Another case when a reporting mistake led to consequences: CNN issued a correction and three employees, including a Pulitzer Prize-winning reporter, were forced out. (The RNC includes a headline about the reporters resigning.)
"8. Newsweek FALSELY reported that Polish First Lady Agata Kornhauser-Duda did not shake President Trump's hand."
Newsweek based its report on a brief clip of the meeting, in which Kornhauser-Duda appear to walk past Trump's outstretched hand to shake Melania Trump's hand. When the extended clip was released, showing she then shook Trump's hand, Newsweek corrected the story. (Vanity Fair, by the way, made the same error.)
"9. CNN FALSELY reported that former FBI Director James Comey would dispute President Trump's claim that he was told he is not under investigation."

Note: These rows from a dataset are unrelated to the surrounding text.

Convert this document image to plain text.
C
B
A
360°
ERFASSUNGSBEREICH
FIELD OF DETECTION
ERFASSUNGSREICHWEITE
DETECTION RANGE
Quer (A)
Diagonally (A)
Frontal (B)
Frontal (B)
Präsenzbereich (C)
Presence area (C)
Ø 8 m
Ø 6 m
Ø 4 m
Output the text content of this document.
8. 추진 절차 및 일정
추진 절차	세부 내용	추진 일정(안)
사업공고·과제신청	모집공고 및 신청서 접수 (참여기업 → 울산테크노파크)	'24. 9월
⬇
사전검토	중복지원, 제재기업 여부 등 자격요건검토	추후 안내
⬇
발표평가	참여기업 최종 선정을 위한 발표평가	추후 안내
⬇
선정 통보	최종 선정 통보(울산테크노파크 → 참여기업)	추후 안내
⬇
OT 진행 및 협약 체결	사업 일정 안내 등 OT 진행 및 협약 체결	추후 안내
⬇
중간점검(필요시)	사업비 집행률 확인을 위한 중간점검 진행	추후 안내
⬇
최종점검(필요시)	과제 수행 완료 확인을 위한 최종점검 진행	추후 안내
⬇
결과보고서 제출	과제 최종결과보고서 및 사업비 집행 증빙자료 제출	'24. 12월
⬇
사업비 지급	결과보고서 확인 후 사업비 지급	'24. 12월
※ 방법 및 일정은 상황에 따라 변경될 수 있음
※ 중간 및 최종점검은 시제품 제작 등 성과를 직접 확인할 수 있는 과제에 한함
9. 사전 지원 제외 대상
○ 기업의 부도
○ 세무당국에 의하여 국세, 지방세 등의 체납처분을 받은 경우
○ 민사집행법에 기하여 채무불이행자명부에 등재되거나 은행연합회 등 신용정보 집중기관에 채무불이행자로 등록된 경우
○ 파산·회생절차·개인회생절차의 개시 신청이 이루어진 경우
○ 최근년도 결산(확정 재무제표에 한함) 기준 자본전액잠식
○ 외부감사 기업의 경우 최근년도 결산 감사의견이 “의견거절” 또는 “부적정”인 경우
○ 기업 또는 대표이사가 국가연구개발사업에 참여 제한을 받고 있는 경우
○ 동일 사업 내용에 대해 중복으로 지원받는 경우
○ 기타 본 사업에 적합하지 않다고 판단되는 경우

Yep, CNN got this story wrong. It was also corrected once it was clear that CNN realized its mistake: "The article and headline have been corrected to reflect that Comey does not directly dispute that Trump was told multiple times he was not under investigation in his prepared testimony released after this story was published."
"10. The New York Times FALSELY claimed on the front page that the Trump administration had hidden a climate report."

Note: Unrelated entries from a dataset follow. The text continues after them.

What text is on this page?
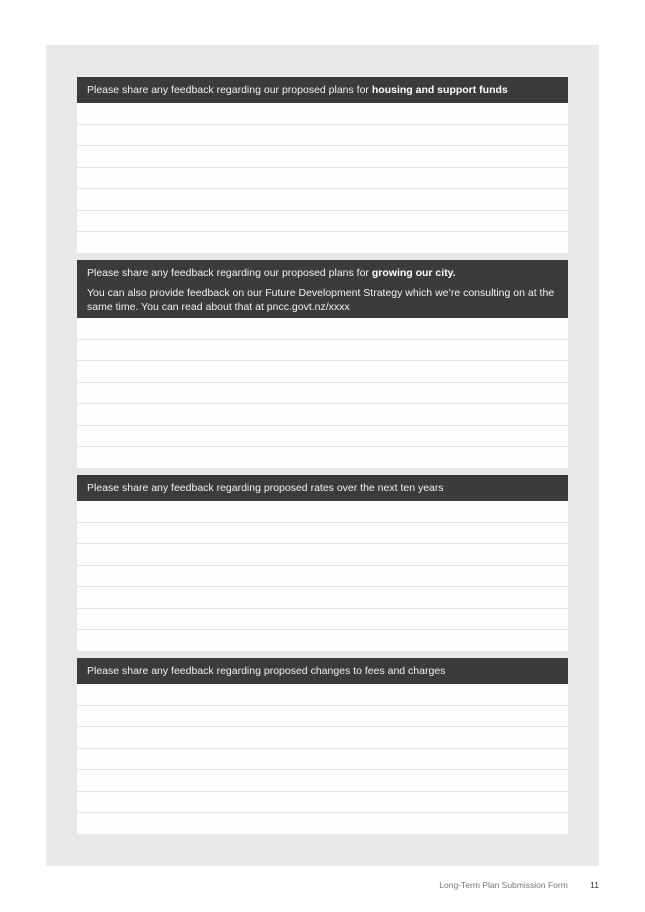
Please share any feedback regarding our proposed plans for housing and support funds

Please share any feedback regarding our proposed plans for growing our city.

You can also provide feedback on our Future Development Strategy which we’re consulting on at the same time. You can read about that at pncc.govt.nz/xxxx

Please share any feedback regarding proposed rates over the next ten years

Please share any feedback regarding proposed changes to fees and charges

Long-Term Plan Submission Form	11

This was certainly a screw-up, as the report had been publicly available for seven months. The error was only half-heartedly acknowledged by the Times, which added a correction and this line: The report "was uploaded to a nonprofit internet digital library in January but received little attention until it was published by The New York Times." But that was not entirely correct either, as The Washington Post had written about it months earlier - just not on the front page.

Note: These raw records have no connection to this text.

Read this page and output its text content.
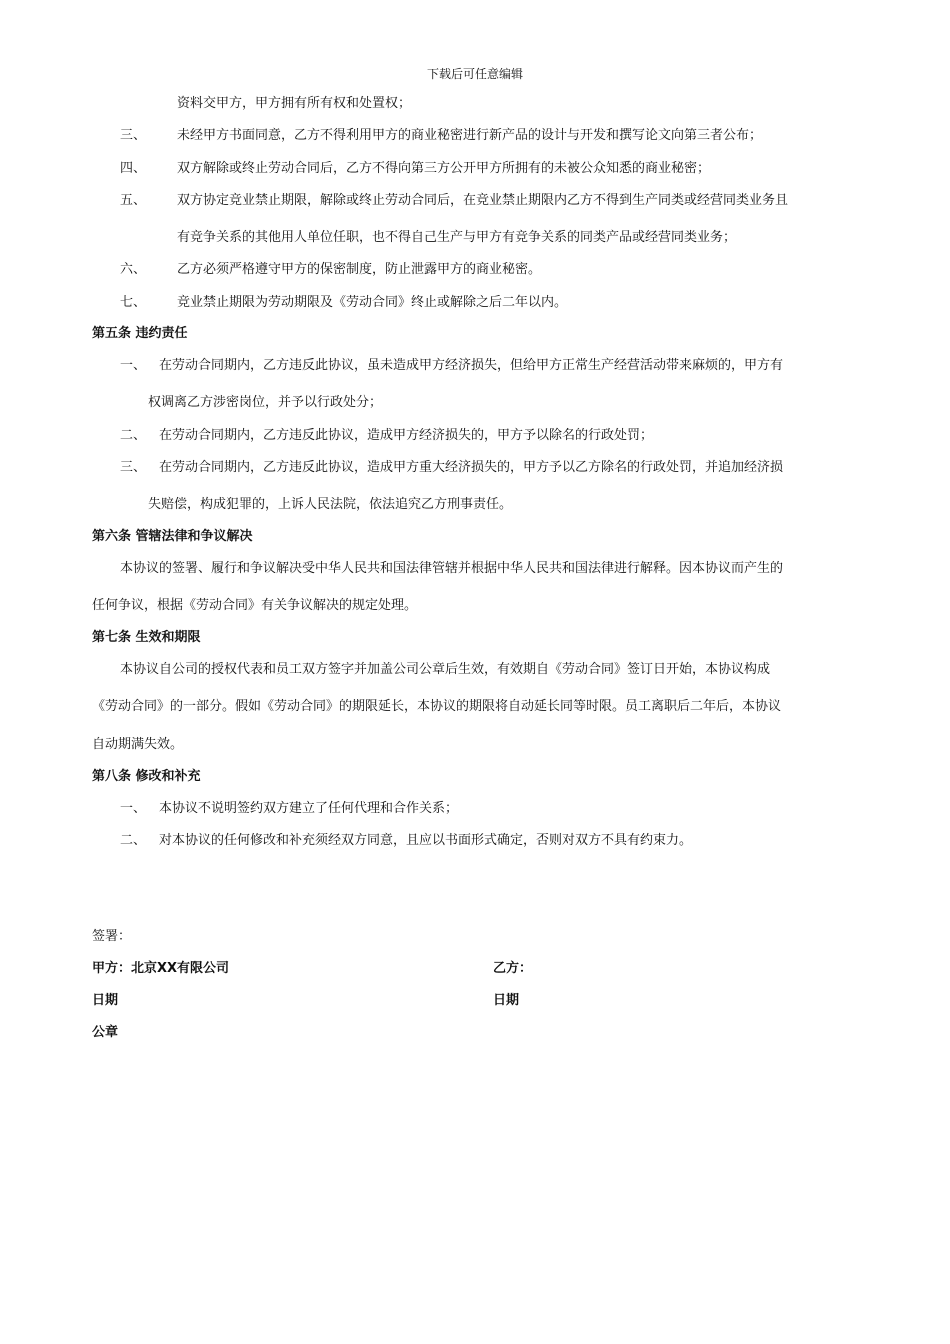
下载后可任意编辑
资料交甲方，甲方拥有所有权和处置权；
三、 未经甲方书面同意，乙方不得利用甲方的商业秘密进行新产品的设计与开发和撰写论文向第三者公布；
四、 双方解除或终止劳动合同后，乙方不得向第三方公开甲方所拥有的未被公众知悉的商业秘密；
五、 双方协定竞业禁止期限，解除或终止劳动合同后，在竞业禁止期限内乙方不得到生产同类或经营同类业务且
有竞争关系的其他用人单位任职，也不得自己生产与甲方有竞争关系的同类产品或经营同类业务；
六、 乙方必须严格遵守甲方的保密制度，防止泄露甲方的商业秘密。
七、 竞业禁止期限为劳动期限及《劳动合同》终止或解除之后二年以内。
第五条 违约责任
一、 在劳动合同期内，乙方违反此协议，虽未造成甲方经济损失，但给甲方正常生产经营活动带来麻烦的，甲方有
权调离乙方涉密岗位，并予以行政处分；
二、 在劳动合同期内，乙方违反此协议，造成甲方经济损失的，甲方予以除名的行政处罚；
三、 在劳动合同期内，乙方违反此协议，造成甲方重大经济损失的，甲方予以乙方除名的行政处罚，并追加经济损
失赔偿，构成犯罪的，上诉人民法院，依法追究乙方刑事责任。
第六条 管辖法律和争议解决
本协议的签署、履行和争议解决受中华人民共和国法律管辖并根据中华人民共和国法律进行解释。因本协议而产生的
任何争议，根据《劳动合同》有关争议解决的规定处理。
第七条 生效和期限
本协议自公司的授权代表和员工双方签字并加盖公司公章后生效，有效期自《劳动合同》签订日开始，本协议构成
《劳动合同》的一部分。假如《劳动合同》的期限延长，本协议的期限将自动延长同等时限。员工离职后二年后，本协议
自动期满失效。
第八条 修改和补充
一、 本协议不说明签约双方建立了任何代理和合作关系；
二、 对本协议的任何修改和补充须经双方同意，且应以书面形式确定，否则对双方不具有约束力。
签署：
甲方：北京XX有限公司	乙方：
日期	日期
公章
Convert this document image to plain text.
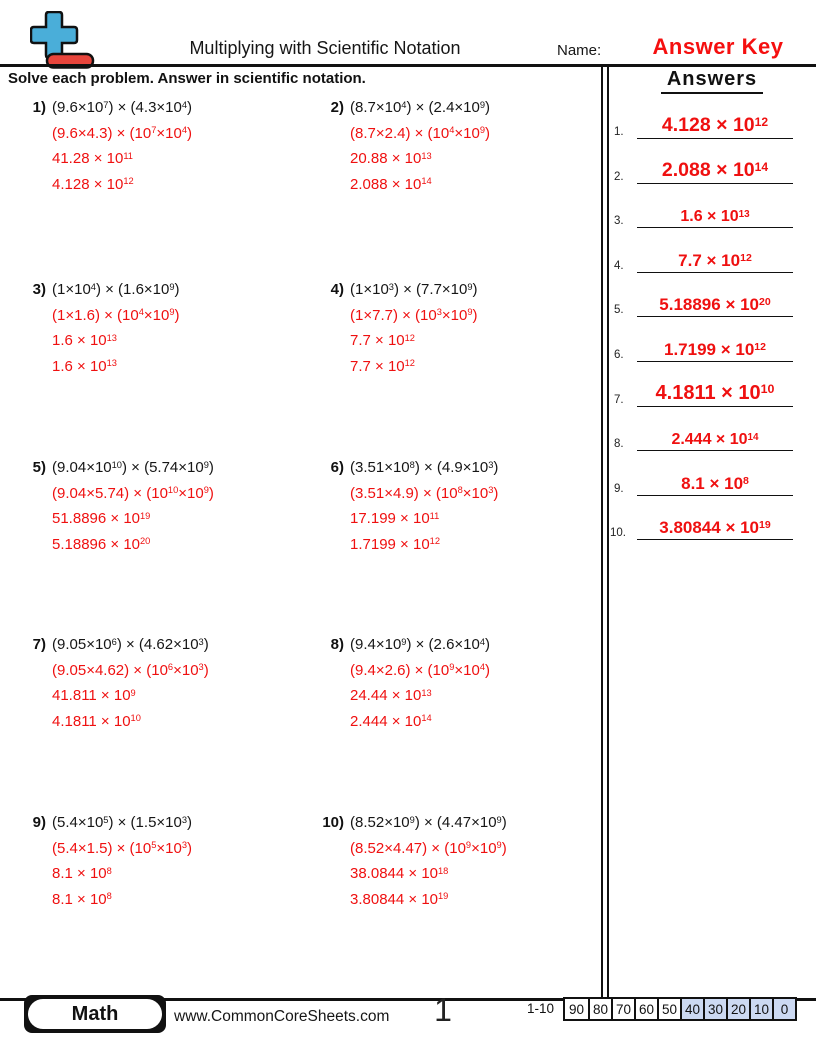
Multiplying with Scientific Notation	Name:	Answer Key
Solve each problem. Answer in scientific notation.	Answers
1. $4.128 \times 10^{12}$
2. $2.088 \times 10^{14}$
3.	$1.6 \times 10^{13}$
4.	$7.7 \times 10^{12}$
5. $5.18896 \times 10^{20}$
6. $1.7199 \times 10^{12}$
7. $4.1811 \times 10^{10}$
8.	$2.444 \times 10^{14}$
9.	$8.1 \times 10^8$
10. $3.80844 \times 10^{19}$
1) $(9.6\times 10^7) \times (4.3\times 10^4)$
$(9.6\times 4.3) \times (10^7\times 10^4)$
$41.28 \times 10^{11}$
$4.128 \times 10^{12}$
2) $(8.7\times 10^4) \times (2.4\times 10^9)$
$(8.7\times 2.4) \times (10^4\times 10^9)$
$20.88 \times 10^{13}$
$2.088 \times 10^{14}$
3) $(1\times 10^4) \times (1.6\times 10^9)$
$(1\times 1.6) \times (10^4\times 10^9)$
$1.6 \times 10^{13}$
$1.6 \times 10^{13}$
4) $(1\times 10^3) \times (7.7\times 10^9)$
$(1\times 7.7) \times (10^3\times 10^9)$
$7.7 \times 10^{12}$
$7.7 \times 10^{12}$
5) $(9.04\times 10^{10}) \times (5.74\times 10^9)$
$(9.04\times 5.74) \times (10^{10}\times 10^9)$
$51.8896 \times 10^{19}$
$5.18896 \times 10^{20}$
6) $(3.51\times 10^8) \times (4.9\times 10^3)$
$(3.51\times 4.9) \times (10^8\times 10^3)$
$17.199 \times 10^{11}$
$1.7199 \times 10^{12}$
7) $(9.05\times 10^6) \times (4.62\times 10^3)$
$(9.05\times 4.62) \times (10^6\times 10^3)$
$41.811 \times 10^9$
$4.1811 \times 10^{10}$
8) $(9.4\times 10^9) \times (2.6\times 10^4)$
$(9.4\times 2.6) \times (10^9\times 10^4)$
$24.44 \times 10^{13}$
$2.444 \times 10^{14}$
9) $(5.4\times 10^5) \times (1.5\times 10^3)$
$(5.4\times 1.5) \times (10^5\times 10^3)$
$8.1 \times 10^8$
$8.1 \times 10^8$
10) $(8.52\times 10^9) \times (4.47\times 10^9)$
$(8.52\times 4.47) \times (10^9\times 10^9)$
$38.0844 \times 10^{18}$
$3.80844 \times 10^{19}$
Math	www.CommonCoreSheets.com	1	1-10 90 80 70 60 50 40 30 20 10 0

"11. And last, but not least: "RUSSIA COLLUSION!" Russian collusion is perhaps the greatest hoax perpetrated on the American people. THERE IS NO COLLUSION!"
Special prosecutor Robert Mueller, appointed by the Trump administration, continues his investigation, as do congressional committees led by Republicans.
THE BOTTOM LINE
To sum up, at least eight of the "Fake News" winners resulted in corrections, with two reports prompting suspensions or resignations. Two of winners were simply tweets that were quickly corrected and never resulted in news articles.
Let's it put it this way: If the president admitted error as frequently, he would earn far few Pinocchios.